Helocs

With high interest rates driving up the cost of borrowing money, more people are tapping the equity in their homes. The most common way to access it is through a home-equity lines of credit, or Helocs.

A Heloc works like a credit card, but since it is backed by your property it generally offers a much more favorable interest rate. The average Heloc rate is 7.7 percent, according to Bankrate.com (via the Wall Street Journal), compared with the average 19 percent on a credit card or a 10-plus percent average personal loan rate.
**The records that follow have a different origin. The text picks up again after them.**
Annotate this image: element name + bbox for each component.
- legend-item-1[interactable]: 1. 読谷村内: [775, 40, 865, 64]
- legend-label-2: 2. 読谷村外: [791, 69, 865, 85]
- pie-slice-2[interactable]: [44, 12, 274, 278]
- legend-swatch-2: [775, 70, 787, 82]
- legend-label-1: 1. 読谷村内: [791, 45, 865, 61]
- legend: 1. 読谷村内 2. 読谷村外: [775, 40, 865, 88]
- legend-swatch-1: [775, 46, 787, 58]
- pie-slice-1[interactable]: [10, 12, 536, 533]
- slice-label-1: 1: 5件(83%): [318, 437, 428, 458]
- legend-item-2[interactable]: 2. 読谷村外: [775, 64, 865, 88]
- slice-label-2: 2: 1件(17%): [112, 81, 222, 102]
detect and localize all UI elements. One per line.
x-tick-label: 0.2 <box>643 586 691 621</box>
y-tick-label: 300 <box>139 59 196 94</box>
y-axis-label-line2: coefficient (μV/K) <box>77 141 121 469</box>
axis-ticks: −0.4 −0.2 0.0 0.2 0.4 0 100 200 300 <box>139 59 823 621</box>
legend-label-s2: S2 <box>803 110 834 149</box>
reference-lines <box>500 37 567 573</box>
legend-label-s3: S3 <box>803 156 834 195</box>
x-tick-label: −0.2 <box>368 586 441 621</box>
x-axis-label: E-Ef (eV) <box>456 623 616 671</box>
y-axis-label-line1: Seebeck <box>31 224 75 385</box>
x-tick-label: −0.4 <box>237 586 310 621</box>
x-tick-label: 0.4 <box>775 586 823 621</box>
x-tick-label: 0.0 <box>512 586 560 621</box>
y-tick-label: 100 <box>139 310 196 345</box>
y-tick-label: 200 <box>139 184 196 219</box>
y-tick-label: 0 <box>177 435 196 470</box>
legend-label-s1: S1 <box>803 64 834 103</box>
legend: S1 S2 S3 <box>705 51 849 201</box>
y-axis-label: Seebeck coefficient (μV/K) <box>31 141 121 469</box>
Owners get a credit line based on their home equity, but don’t have to use all or even any of available funds. 

The ready access to money that Helocs provide can be particularly appealing during a time of economic uncertainty—as long as borrowers refrain from treating their home as an ATM. Lenders tend to tighten credit standards during a downturn so it may be wise to apply for a Heloc now if you’re worried about needing the funds later.

A Heloc is different from a home-equity loan, which typically has a fixed rate and gives borrowers a lump sum upfront. The interest rates on Helocs are typically variable, meaning they will fluctuate as interest raises change more broadly. Other factors go into the rate, including your credit score, debt-to-income ratio, and the amount you are seeking to borrow.

One of the most common uses for Helocs is to fund home-improvement projects, which have the added benefit of potentially increasing your home’s value. Interest payed for home improvements has the added benefit of being tax-deductible.